Some stories have such a pull on our imagination that variations are told over and over again. These familiar storylines help us to understand life and we (consciously or not) often interpret new events through the lens of our dominant storylines. The Horatio Alger story of “pulling one up by one’s boot straps” is an example of a dominant storyline: when we see someone rise from poverty to power through hard work, grit and gumption, we celebrate that the little guy sometimes comes out on top.

There are, economist Robert Reich observed, four dominant storylines in America:   the Triumphant Individual (think Horatio Alger, Bill Gates); the Rot at the Top (the corruptive influence of power – think Bernie Madoff, Boss Tweed); the Mob at the Gate (this holds that America is a special place and thus continually under threat of outsiders who want what we have – think the Cold War, anti-immigration); and the Benevolent Community.

The Benevolent Community is the story of neighbors and friends rolling up their sleeves to pitch in for the common good. It is exemplified by volunteer firefighters, charity balls, donations sent to hurricane-leveled communities, and Montana ranchers joining ranks to raise a barn.

The story of Graduation Matters Montana is a story of the Benevolent Community. First started three years ago, Graduation Matters Montana (GMM) is a statewide, community-based strategy to increase the number of Montana students who graduate from high school, prepared and excited for their next steps in life.

The tagline of GMM is “Locally designed, locally implemented, based on what works in Montana.” Over 40 Montana communities have launched a GMM initiative, representing 75 percent of Montana high school students. In each community, local school staff, students, Main Street business owners and community organizations join together to better understand, through careful analysis of data and content-rich discussions, the experience of students who are not thriving in school. GMM teams develop strategies to address students needs, using local capacity within the school and community to meet those needs.

In each community, the strategies are different, but the storyline – one of friends and neighbors coming together over shared values of healthy families and a healthy community – remains the same.

When students in Hardin, a mid-sized town off the Crow Reservation in southeastern Montana, heard that 32 high schoolers had dropped out that fall, they thought, “These are our friends, our cousins: we know them. Why did they drop out? What will bring them back to school?” So they designed a survey with the help of school staff and talked to recent classmates. The information they brought back to the Graduation Matters Hardin team galvanized efforts to create a more supportive environment at school, and to engage local community organizations to address student lifestyle challenges.

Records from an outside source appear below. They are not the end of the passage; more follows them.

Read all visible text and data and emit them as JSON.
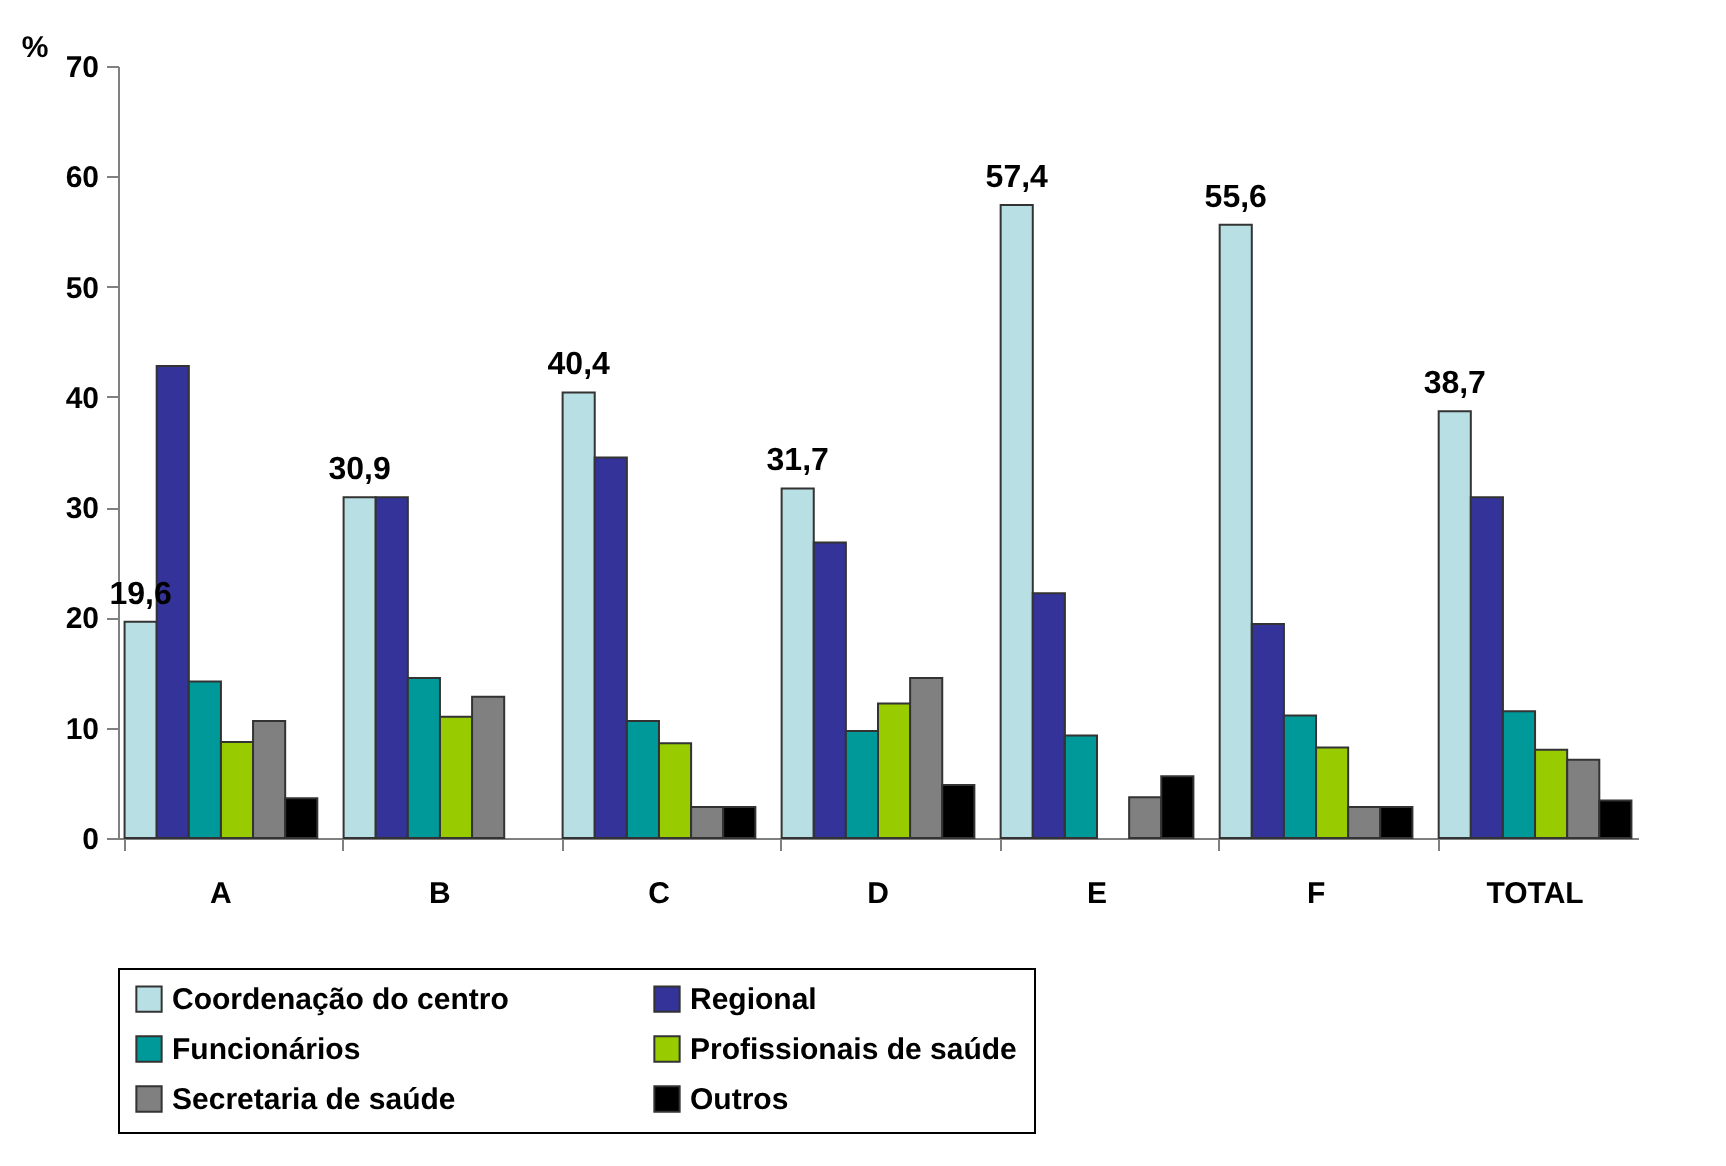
{
  "chart_data": {
    "type": "bar",
    "ylabel": "%",
    "categories": [
      "A",
      "B",
      "C",
      "D",
      "E",
      "F",
      "TOTAL"
    ],
    "ylim": [
      0,
      70
    ],
    "yticks": [
      0,
      10,
      20,
      30,
      40,
      50,
      60,
      70
    ],
    "grid": false,
    "legend": "bottom",
    "series": [
      {
        "name": "Coordenação do centro",
        "color": "#b8e0e4",
        "values": [
          19.6,
          30.9,
          40.4,
          31.7,
          57.4,
          55.6,
          38.7
        ],
        "value_labels": [
          "19,6",
          "30,9",
          "40,4",
          "31,7",
          "57,4",
          "55,6",
          "38,7"
        ]
      },
      {
        "name": "Regional",
        "color": "#333399",
        "values": [
          42.8,
          30.9,
          34.5,
          26.8,
          22.2,
          19.4,
          30.9
        ]
      },
      {
        "name": "Funcionários",
        "color": "#009999",
        "values": [
          14.2,
          14.5,
          10.6,
          9.7,
          9.3,
          11.1,
          11.5
        ]
      },
      {
        "name": "Profissionais de saúde",
        "color": "#99cc00",
        "values": [
          8.7,
          11.0,
          8.6,
          12.2,
          null,
          8.2,
          8.0
        ]
      },
      {
        "name": "Secretaria de saúde",
        "color": "#808080",
        "values": [
          10.6,
          12.8,
          2.8,
          14.5,
          3.7,
          2.8,
          7.1
        ]
      },
      {
        "name": "Outros",
        "color": "#000000",
        "values": [
          3.6,
          null,
          2.8,
          4.8,
          5.6,
          2.8,
          3.4
        ]
      }
    ]
  }
}
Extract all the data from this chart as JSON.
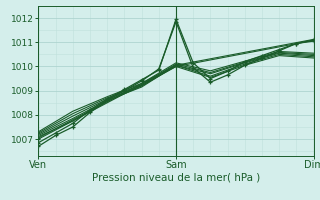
{
  "xlabel": "Pression niveau de la mer( hPa )",
  "background_color": "#d4eeeb",
  "grid_color_major": "#aed4d0",
  "grid_color_minor": "#c0e0dc",
  "line_color": "#1a5c2a",
  "ylim": [
    1006.3,
    1012.5
  ],
  "xlim": [
    0,
    48
  ],
  "xtick_positions": [
    0,
    24,
    48
  ],
  "xtick_labels": [
    "Ven",
    "Sam",
    "Dim"
  ],
  "ytick_positions": [
    1007,
    1008,
    1009,
    1010,
    1011,
    1012
  ],
  "lines": [
    {
      "x": [
        0,
        3,
        6,
        9,
        12,
        15,
        18,
        21,
        24,
        27,
        30,
        33,
        36,
        39,
        42,
        45,
        48
      ],
      "y": [
        1006.7,
        1007.15,
        1007.5,
        1008.1,
        1008.6,
        1009.0,
        1009.4,
        1009.9,
        1011.85,
        1009.95,
        1009.35,
        1009.65,
        1010.05,
        1010.35,
        1010.65,
        1010.95,
        1011.05
      ],
      "marker": true,
      "lw": 0.9
    },
    {
      "x": [
        0,
        3,
        6,
        9,
        12,
        15,
        18,
        21,
        24,
        27,
        30,
        33,
        36,
        39,
        42,
        45,
        48
      ],
      "y": [
        1006.85,
        1007.25,
        1007.65,
        1008.2,
        1008.65,
        1009.05,
        1009.45,
        1009.85,
        1011.95,
        1010.15,
        1009.5,
        1009.8,
        1010.2,
        1010.45,
        1010.7,
        1010.95,
        1011.1
      ],
      "marker": true,
      "lw": 0.9
    },
    {
      "x": [
        0,
        6,
        12,
        18,
        24,
        30,
        36,
        42,
        48
      ],
      "y": [
        1007.1,
        1007.75,
        1008.55,
        1009.2,
        1010.0,
        1009.55,
        1010.05,
        1010.45,
        1010.35
      ],
      "marker": false,
      "lw": 0.8
    },
    {
      "x": [
        0,
        6,
        12,
        18,
        24,
        30,
        36,
        42,
        48
      ],
      "y": [
        1007.15,
        1007.85,
        1008.6,
        1009.15,
        1010.05,
        1009.6,
        1010.1,
        1010.5,
        1010.4
      ],
      "marker": false,
      "lw": 0.8
    },
    {
      "x": [
        0,
        6,
        12,
        18,
        24,
        30,
        36,
        42,
        48
      ],
      "y": [
        1007.2,
        1007.95,
        1008.65,
        1009.2,
        1010.05,
        1009.7,
        1010.15,
        1010.55,
        1010.45
      ],
      "marker": false,
      "lw": 0.8
    },
    {
      "x": [
        0,
        6,
        12,
        18,
        24,
        30,
        36,
        42,
        48
      ],
      "y": [
        1007.25,
        1008.05,
        1008.7,
        1009.25,
        1010.1,
        1009.75,
        1010.18,
        1010.58,
        1010.5
      ],
      "marker": false,
      "lw": 0.8
    },
    {
      "x": [
        0,
        6,
        12,
        18,
        24,
        30,
        36,
        42,
        48
      ],
      "y": [
        1007.3,
        1008.15,
        1008.75,
        1009.3,
        1010.15,
        1009.82,
        1010.22,
        1010.62,
        1010.55
      ],
      "marker": false,
      "lw": 0.8
    },
    {
      "x": [
        0,
        24,
        48
      ],
      "y": [
        1007.0,
        1010.0,
        1011.08
      ],
      "marker": true,
      "lw": 0.8
    },
    {
      "x": [
        0,
        24,
        48
      ],
      "y": [
        1007.05,
        1010.05,
        1011.12
      ],
      "marker": true,
      "lw": 0.8
    }
  ]
}
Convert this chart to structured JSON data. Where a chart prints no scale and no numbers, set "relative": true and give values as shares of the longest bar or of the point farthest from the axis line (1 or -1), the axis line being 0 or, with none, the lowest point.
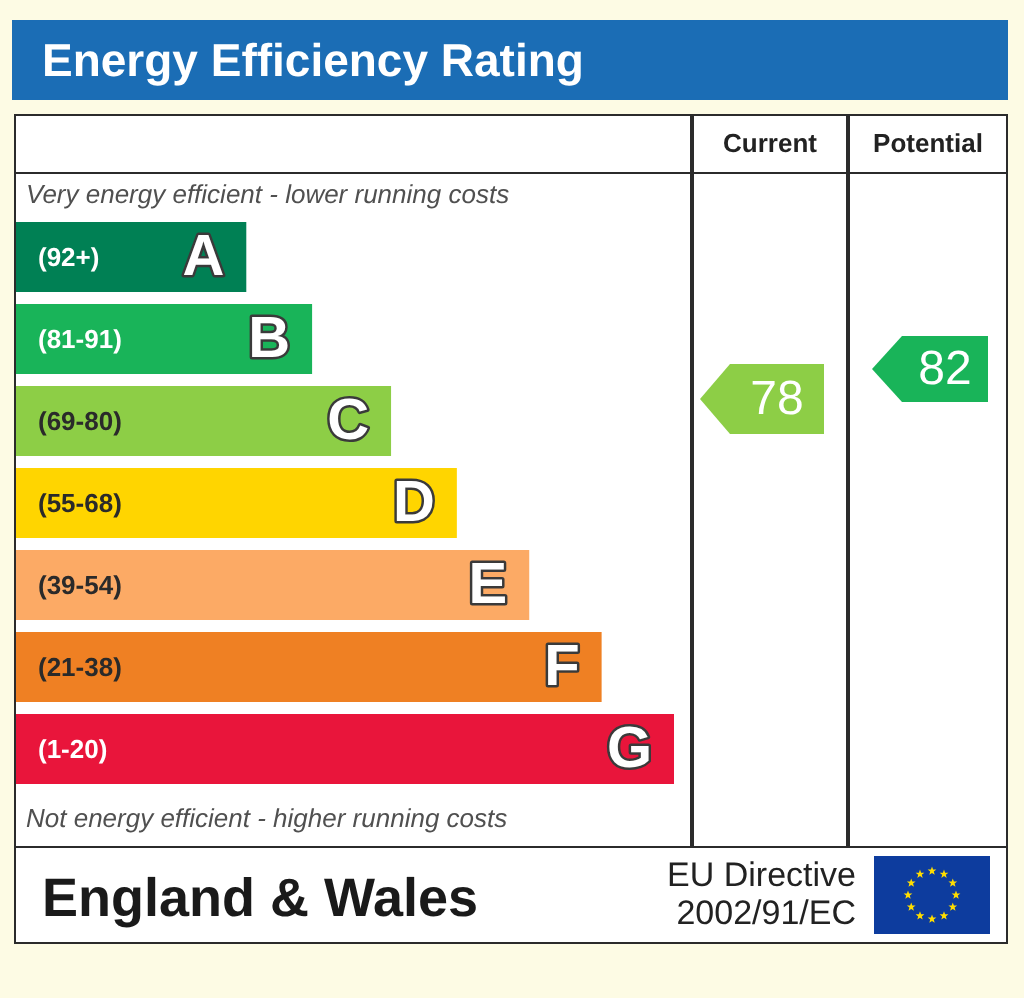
{
  "chart_data": {
    "type": "bar",
    "orientation": "horizontal",
    "relative": true,
    "title": "Energy Efficiency Rating",
    "categories": [
      "(92+)",
      "(81-91)",
      "(69-80)",
      "(55-68)",
      "(39-54)",
      "(21-38)",
      "(1-20)"
    ],
    "values": [
      0.35,
      0.45,
      0.57,
      0.67,
      0.78,
      0.89,
      1
    ],
    "colors": [
      "#008054",
      "#19b459",
      "#8dce46",
      "#ffd500",
      "#fcaa65",
      "#ef8023",
      "#e9153b"
    ],
    "annotations": [
      "Very energy efficient - lower running costs",
      {
        "text": "A",
        "y": "(92+)"
      },
      {
        "text": "B",
        "y": "(81-91)"
      },
      {
        "text": "C",
        "y": "(69-80)"
      },
      {
        "text": "D",
        "y": "(55-68)"
      },
      {
        "text": "E",
        "y": "(39-54)"
      },
      {
        "text": "F",
        "y": "(21-38)"
      },
      {
        "text": "G",
        "y": "(1-20)"
      },
      "Not energy efficient - higher running costs",
      "Current",
      "Potential",
      "78",
      "82",
      "England & Wales",
      "EU Directive 2002/91/EC"
    ]
  }
}
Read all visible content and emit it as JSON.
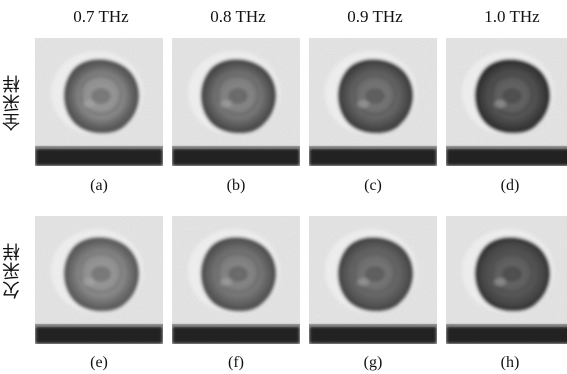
{
  "columns": [
    "0.7 THz",
    "0.8 THz",
    "0.9 THz",
    "1.0 THz"
  ],
  "rows": [
    {
      "label": "全采样",
      "captions": [
        "(a)",
        "(b)",
        "(c)",
        "(d)"
      ]
    },
    {
      "label": "欠采样",
      "captions": [
        "(e)",
        "(f)",
        "(g)",
        "(h)"
      ]
    }
  ]
}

When local business leaders in Anaconda, another mid-sized town in what was once the heart of the copper industry, joined their local Graduation Matters Anaconda team, they were struck by the “invisible middle”: high school students who weren’t the captains of the debate team or Homecoming Queen, nor were they counting the days until they could legally drop out of school. These business leaders, led by the local Rotary Club, designed a GMM Leadership Academy, in which students participate in monthly seminars on issues such as leadership, community involvement and tolerance.

When school staff at Rocky Boy High, on the Rocky Boy Reservation on the northern Hi-Line of central Montana, started focusing on better preparing their graduates for college, they found willing partners in the local tribal college, Stone Child College, who helped them revamp their language arts coursework; in local businesses, who pitched in to give every graduating senior a college scholarship; and in the staff of the Montana GEAR UP program, which encouraged them to be Graduation Matters Rocky Boy, in addition to other programmatic supports.

Each of these stories is a story of what is possible when community comes together in genuine inquiry: to better understand the experiences of students, and to create relevant opportunities for success. Through Graduation Matters Montana, local communities connect to a larger, statewide discussion – a community of practice – in which we learn from one another and inspire one another to take the next bold steps in our work.

Americans’ capacity to work through challenges together and to strive for better opportunities for all is very much a story of the Benevolent Community. Graduation Matters Montana has been as successful as it is, I believe, because we tap this essential truth, support its development, and let it shine.